Dr. Fisseha Meresa Alemayehu received his B.Sc. from Addis Ababa University, Ethiopia, his M.Sc. from TU Delft, The Netherlands and his Ph.D. from Texas Tech University, all in Mechanical Engineering. He joined the School of Engineering, Computer Science and Mathematics in 2016 as an Assistant Professor of Mechanical Engineering. Previously, he has worked as an Assistant Professor at Penn State University for two years and as Post-Doctoral Research Associate at Texas Tech University for one year. He was also a visiting scholar for more than two months in the National Wind Technology Center of National Renewable Energy Laboratory. His research areas include Probabilistic Prognostics and Health Management, Reliability of Renewable Energy Systems, Probabilistic Design, Probabilistic Multibody Dynamic Analysis and Teaching and Assessment Effectiveness. His research outputs have been presented in international as well as national Conferences and workshops and he has published research articles in International Journal of Mechanical Engineering Education, Journal of Mechanical Design, Journal of Computational and Nonlinear Dynamics and in several conference proceedings. 

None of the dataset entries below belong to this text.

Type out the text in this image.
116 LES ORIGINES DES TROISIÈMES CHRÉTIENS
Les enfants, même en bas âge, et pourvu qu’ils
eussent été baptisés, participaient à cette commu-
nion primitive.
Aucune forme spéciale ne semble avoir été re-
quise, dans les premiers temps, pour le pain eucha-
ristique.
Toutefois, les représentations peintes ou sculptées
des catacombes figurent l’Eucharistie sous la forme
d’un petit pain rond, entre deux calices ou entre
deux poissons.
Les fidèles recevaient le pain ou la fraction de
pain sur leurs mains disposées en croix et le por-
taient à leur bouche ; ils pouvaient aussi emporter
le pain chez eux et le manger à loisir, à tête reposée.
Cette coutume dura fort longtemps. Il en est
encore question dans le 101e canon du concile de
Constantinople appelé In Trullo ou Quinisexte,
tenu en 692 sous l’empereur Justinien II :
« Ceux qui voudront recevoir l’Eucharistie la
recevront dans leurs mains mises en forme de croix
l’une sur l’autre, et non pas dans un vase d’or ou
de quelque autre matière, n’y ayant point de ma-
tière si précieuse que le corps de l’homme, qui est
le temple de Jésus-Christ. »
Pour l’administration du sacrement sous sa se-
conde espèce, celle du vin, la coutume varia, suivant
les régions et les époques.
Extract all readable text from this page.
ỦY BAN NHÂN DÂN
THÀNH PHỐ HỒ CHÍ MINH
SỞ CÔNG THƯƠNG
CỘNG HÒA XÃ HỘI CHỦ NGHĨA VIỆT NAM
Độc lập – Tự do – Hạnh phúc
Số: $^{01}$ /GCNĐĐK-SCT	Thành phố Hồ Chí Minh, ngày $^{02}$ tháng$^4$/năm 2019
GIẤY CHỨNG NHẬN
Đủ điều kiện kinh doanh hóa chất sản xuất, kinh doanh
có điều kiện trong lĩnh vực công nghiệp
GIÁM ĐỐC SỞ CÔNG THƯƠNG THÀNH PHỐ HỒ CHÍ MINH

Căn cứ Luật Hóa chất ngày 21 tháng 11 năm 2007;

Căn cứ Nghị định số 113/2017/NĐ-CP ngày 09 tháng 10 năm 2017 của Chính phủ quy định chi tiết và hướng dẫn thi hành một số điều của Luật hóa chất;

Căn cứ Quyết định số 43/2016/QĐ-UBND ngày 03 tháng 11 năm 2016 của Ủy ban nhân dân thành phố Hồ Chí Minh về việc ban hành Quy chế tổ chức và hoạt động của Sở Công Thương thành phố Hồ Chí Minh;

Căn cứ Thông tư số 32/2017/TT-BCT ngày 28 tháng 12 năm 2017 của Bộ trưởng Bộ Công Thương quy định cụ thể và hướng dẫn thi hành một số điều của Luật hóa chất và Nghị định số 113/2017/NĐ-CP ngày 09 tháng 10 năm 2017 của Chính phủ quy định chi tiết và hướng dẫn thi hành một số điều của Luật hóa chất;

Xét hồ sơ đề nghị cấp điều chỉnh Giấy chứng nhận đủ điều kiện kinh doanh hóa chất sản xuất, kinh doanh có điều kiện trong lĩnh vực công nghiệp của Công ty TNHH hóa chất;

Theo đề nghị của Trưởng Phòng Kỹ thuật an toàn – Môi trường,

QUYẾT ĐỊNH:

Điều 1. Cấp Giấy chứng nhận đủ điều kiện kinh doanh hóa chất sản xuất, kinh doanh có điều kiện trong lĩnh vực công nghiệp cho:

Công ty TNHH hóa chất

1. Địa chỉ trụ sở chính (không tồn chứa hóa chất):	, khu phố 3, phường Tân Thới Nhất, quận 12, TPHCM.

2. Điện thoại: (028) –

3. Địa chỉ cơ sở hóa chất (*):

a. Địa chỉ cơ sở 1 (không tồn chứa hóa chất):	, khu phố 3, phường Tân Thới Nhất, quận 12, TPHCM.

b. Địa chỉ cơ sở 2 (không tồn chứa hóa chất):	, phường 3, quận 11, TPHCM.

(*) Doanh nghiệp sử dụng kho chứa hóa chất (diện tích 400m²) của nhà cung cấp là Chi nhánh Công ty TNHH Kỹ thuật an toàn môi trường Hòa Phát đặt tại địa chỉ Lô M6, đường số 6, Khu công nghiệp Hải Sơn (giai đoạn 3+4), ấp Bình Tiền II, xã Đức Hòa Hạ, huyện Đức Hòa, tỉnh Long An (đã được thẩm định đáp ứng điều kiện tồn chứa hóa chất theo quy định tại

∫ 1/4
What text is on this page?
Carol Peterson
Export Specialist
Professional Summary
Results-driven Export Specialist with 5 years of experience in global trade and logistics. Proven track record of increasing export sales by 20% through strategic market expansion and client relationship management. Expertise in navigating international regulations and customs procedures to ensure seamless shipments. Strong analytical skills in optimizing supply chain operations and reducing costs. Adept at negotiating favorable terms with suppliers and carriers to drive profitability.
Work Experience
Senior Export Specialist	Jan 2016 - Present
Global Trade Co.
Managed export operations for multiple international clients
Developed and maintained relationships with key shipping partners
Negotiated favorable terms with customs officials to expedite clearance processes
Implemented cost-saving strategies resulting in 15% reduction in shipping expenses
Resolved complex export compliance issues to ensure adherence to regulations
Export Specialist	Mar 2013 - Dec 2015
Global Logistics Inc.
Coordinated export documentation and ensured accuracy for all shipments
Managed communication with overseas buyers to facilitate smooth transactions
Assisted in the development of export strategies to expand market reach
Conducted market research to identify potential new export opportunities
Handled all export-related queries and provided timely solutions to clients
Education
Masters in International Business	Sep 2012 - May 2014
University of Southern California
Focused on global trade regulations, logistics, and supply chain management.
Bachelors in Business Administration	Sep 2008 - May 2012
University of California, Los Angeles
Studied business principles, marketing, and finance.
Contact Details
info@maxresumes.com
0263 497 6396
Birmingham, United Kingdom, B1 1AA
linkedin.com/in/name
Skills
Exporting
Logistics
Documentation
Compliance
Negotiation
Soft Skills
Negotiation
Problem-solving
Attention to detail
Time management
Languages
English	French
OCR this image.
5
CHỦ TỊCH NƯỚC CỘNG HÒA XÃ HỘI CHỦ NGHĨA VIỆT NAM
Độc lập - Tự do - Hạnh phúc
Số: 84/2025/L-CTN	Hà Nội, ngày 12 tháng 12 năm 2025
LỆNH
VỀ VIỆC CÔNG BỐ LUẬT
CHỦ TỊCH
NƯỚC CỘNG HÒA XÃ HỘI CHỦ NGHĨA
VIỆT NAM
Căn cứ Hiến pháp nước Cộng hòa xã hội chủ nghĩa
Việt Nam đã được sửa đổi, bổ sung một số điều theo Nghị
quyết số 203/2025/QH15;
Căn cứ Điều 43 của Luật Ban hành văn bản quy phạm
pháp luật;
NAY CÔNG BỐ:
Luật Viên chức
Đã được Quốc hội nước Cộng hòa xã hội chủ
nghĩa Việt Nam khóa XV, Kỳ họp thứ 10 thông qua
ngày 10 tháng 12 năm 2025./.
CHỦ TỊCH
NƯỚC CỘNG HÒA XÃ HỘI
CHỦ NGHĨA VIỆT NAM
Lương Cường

Prof. Dr. Aparecido Carlos Gonçalves graduated in Mechanical Engineering by University of Sao Paulo, Brazil in 1989. In 1993 he got a Master Degree, in Metallurgical Engineering, by University of Sao Paulo, Brazil. In 1997 he got his PhD in Mechanical Engineering also by University of Sao Paulo, Brazil. In the past he had actuated in Powder Injection Moulding and was referee of some Journal in the area. Today he is a Professor from University of State of Sao Paulo, Brazil where he was coordinator of Mechanical Project area for six years. He assembled a Laboratory of Oil Analysis and Tribology and now he is the Lab coordinator. He has Projects funded by the three main Grants agencies from Brazil: (FINEP Fund for Studies and Projects; FAPESP- State of Sao Paulo Research Foundation and CNPq- National Research Council). Nowadays he actuates in Predictive Maintenance, Oil Analysis, vibration Analysis, Tribology andMechanical Project. He is academic advisor and teacher the follow disciplines: Lubricant and Lubrication, Tribology, Predictive Maintenance, Solid Mechanical and Mechanical Design. He has oriented several graduate and undergraduate students.